ASEAN KEY DESTINATIONS
May 29, 2008
Indonesia will quit the Organization of the Petroleum Exporting Countries because as a net oil importer it is not happy with high global crude prices, Reuters quoted the energy minister as saying Wednesday.
The country, an OPEC member since 1962, has seen its influence within the cartel wane as its production declines, even as the producer group gains more global clout with the admission of Angola and the rejoining of Ecuador last year.
On Saturday Jakarta was forced to make an unpopular fuel price hike as it struggled to bear the cost of importing gasoline and diesel at record high prices and selling it at heavily subsidized prices, one legacy of being a major oil producer for over a century and OPEC's only Asian member.
"Actually there is also one rationale -- that we are not happy with the high oil prices.
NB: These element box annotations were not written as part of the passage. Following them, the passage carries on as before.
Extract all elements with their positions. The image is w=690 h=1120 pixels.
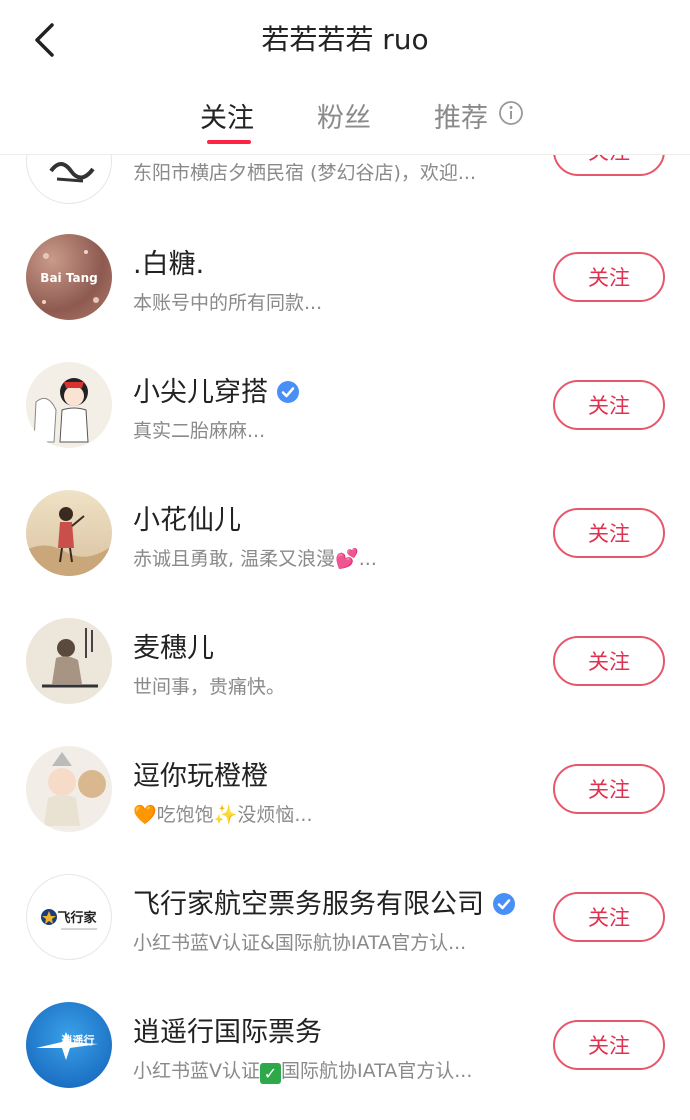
airline-logo-avatar-icon: 飞行家 bbox=[41, 909, 97, 930]
user-desc: 赤诚且勇敢, 温柔又浪漫💕... bbox=[133, 544, 377, 571]
user-name-text: 飞行家航空票务服务有限公司 bbox=[133, 889, 484, 920]
user-desc: 🧡吃饱饱✨没烦恼... bbox=[133, 800, 312, 827]
follow-button[interactable]: 关注 bbox=[553, 892, 665, 942]
top-bar: 若若若若 ruo 关注 粉丝 推荐 bbox=[0, 0, 690, 155]
user-desc-ellipsis: ... bbox=[358, 548, 377, 570]
list-item[interactable]: 麦穗儿 世间事，贵痛快。 关注 bbox=[0, 596, 690, 723]
user-desc-text: 赤诚且勇敢, 温柔又浪漫 bbox=[133, 548, 336, 570]
follow-button[interactable]: 关注 bbox=[553, 508, 665, 558]
follow-button[interactable]: 关注 bbox=[553, 252, 665, 302]
heart-emoji-icon: 💕 bbox=[335, 548, 359, 570]
user-desc: 本账号中的所有同款... bbox=[133, 292, 323, 314]
user-name[interactable]: .白糖. bbox=[133, 242, 204, 281]
list-item[interactable]: 小花仙儿 赤诚且勇敢, 温柔又浪漫💕... 关注 bbox=[0, 468, 690, 595]
list-item[interactable]: 逗你玩橙橙 🧡吃饱饱✨没烦恼... 关注 bbox=[0, 724, 690, 851]
user-desc-text-2: 没烦恼... bbox=[237, 804, 313, 826]
painted-girl-avatar-icon bbox=[26, 507, 112, 576]
info-icon[interactable] bbox=[498, 100, 524, 126]
avatar-text: Bai Tang bbox=[40, 271, 97, 285]
follow-button[interactable]: 关注 bbox=[553, 1020, 665, 1070]
user-name[interactable]: 小尖儿穿搭 bbox=[133, 370, 300, 409]
user-desc: 小红书蓝V认证 ✓ 国际航协IATA官方认... bbox=[133, 1056, 472, 1084]
user-desc: 世间事，贵痛快。 bbox=[133, 676, 286, 698]
tab-following[interactable]: 关注 bbox=[200, 96, 254, 135]
user-desc-text-2: 国际航协IATA官方认... bbox=[281, 1060, 473, 1082]
tab-followers[interactable]: 粉丝 bbox=[317, 96, 371, 135]
baby-avatar-icon bbox=[44, 752, 106, 826]
user-name[interactable]: 逗你玩橙橙 bbox=[133, 754, 268, 793]
avatar[interactable] bbox=[26, 746, 112, 832]
list-item[interactable]: 飞行家 飞行家航空票务服务有限公司 小红书蓝V认证&国际航协IATA官方认...… bbox=[0, 852, 690, 979]
ink-sketch-avatar-icon bbox=[42, 628, 98, 688]
cartoon-girl-avatar-icon bbox=[33, 378, 89, 443]
follow-button[interactable]: 关注 bbox=[553, 380, 665, 430]
avatar[interactable] bbox=[26, 362, 112, 448]
tab-recommended[interactable]: 推荐 bbox=[434, 96, 488, 135]
tab-active-indicator bbox=[207, 140, 251, 144]
user-name[interactable]: 小花仙儿 bbox=[133, 498, 241, 537]
orange-heart-emoji-icon: 🧡 bbox=[133, 804, 157, 826]
user-desc: 小红书蓝V认证&国际航协IATA官方认... bbox=[133, 932, 467, 954]
user-name[interactable]: 麦穗儿 bbox=[133, 626, 214, 665]
user-name[interactable]: 逍遥行国际票务 bbox=[133, 1010, 322, 1049]
avatar[interactable] bbox=[26, 490, 112, 576]
verified-icon bbox=[493, 893, 515, 915]
list-item[interactable]: 逍遥行 逍遥行国际票务 小红书蓝V认证 ✓ 国际航协IATA官方认... 关注 bbox=[0, 980, 690, 1107]
follow-button[interactable]: 关注 bbox=[553, 764, 665, 814]
user-desc: 东阳市横店夕栖民宿 (梦幻谷店)，欢迎... bbox=[133, 162, 476, 184]
avatar[interactable]: 逍遥行 bbox=[26, 1002, 112, 1088]
tab-bar: 关注 粉丝 推荐 bbox=[0, 96, 690, 146]
avatar-text: 逍遥行 bbox=[62, 1033, 95, 1047]
avatar-text: 飞行家 bbox=[57, 910, 97, 926]
avatar[interactable] bbox=[26, 618, 112, 704]
pink-glitter-avatar-icon: Bai Tang bbox=[40, 250, 99, 304]
page-title: 若若若若 ruo bbox=[261, 23, 429, 56]
user-desc: 真实二胎麻麻... bbox=[133, 420, 266, 442]
follow-button[interactable]: 关注 bbox=[553, 636, 665, 686]
user-name-text: 小尖儿穿搭 bbox=[133, 377, 268, 408]
sparkles-emoji-icon: ✨ bbox=[213, 804, 238, 826]
plane-logo-avatar-icon: 逍遥行 bbox=[36, 1032, 98, 1060]
user-desc-text: 小红书蓝V认证 bbox=[133, 1060, 260, 1082]
user-desc-text: 吃饱饱 bbox=[156, 804, 214, 826]
avatar[interactable]: 飞行家 bbox=[26, 874, 112, 960]
list-item[interactable]: 小尖儿穿搭 真实二胎麻麻... 关注 bbox=[0, 340, 690, 467]
following-list: 东阳市横店夕栖民宿 (梦幻谷店)，欢迎... 关注 Bai Tang .白糖. … bbox=[0, 0, 690, 1120]
list-item[interactable]: Bai Tang .白糖. 本账号中的所有同款... 关注 bbox=[0, 212, 690, 339]
verified-icon bbox=[277, 381, 299, 403]
user-name[interactable]: 飞行家航空票务服务有限公司 bbox=[133, 882, 516, 921]
avatar[interactable]: Bai Tang bbox=[26, 234, 112, 320]
check-mark-icon: ✓ bbox=[260, 1063, 281, 1084]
Because we are an oil producer and we are an oil consumer," energy minister Purnomo Yusgiantoro said.
Global benchmark U.S. crude has risen by more than 30 percent this year to $127 a barrel, briefly rising above $135 last week.
But Indonesia's crude oil output has fallen in recent years due to ageing wells, a lack of investment, and the absence of any major oil finds.
Its status as a net importer means it would benefit from lower oil prices, putting it at odds with other OPEC members, who favor higher prices.
Earlier this month, President Susilo Bambang Yudhoyono said that Asia's only member of the cartel may quit the group, citing the decline in crude oil output.
It was not clear when Indonesia would formally leave the grouping, in which it has a paid up membership until the end of the year.
"The membership will expire by the end of the year, but I think soon...we are pulling out from OPEC," Purnomo told a meeting of foreign journalists.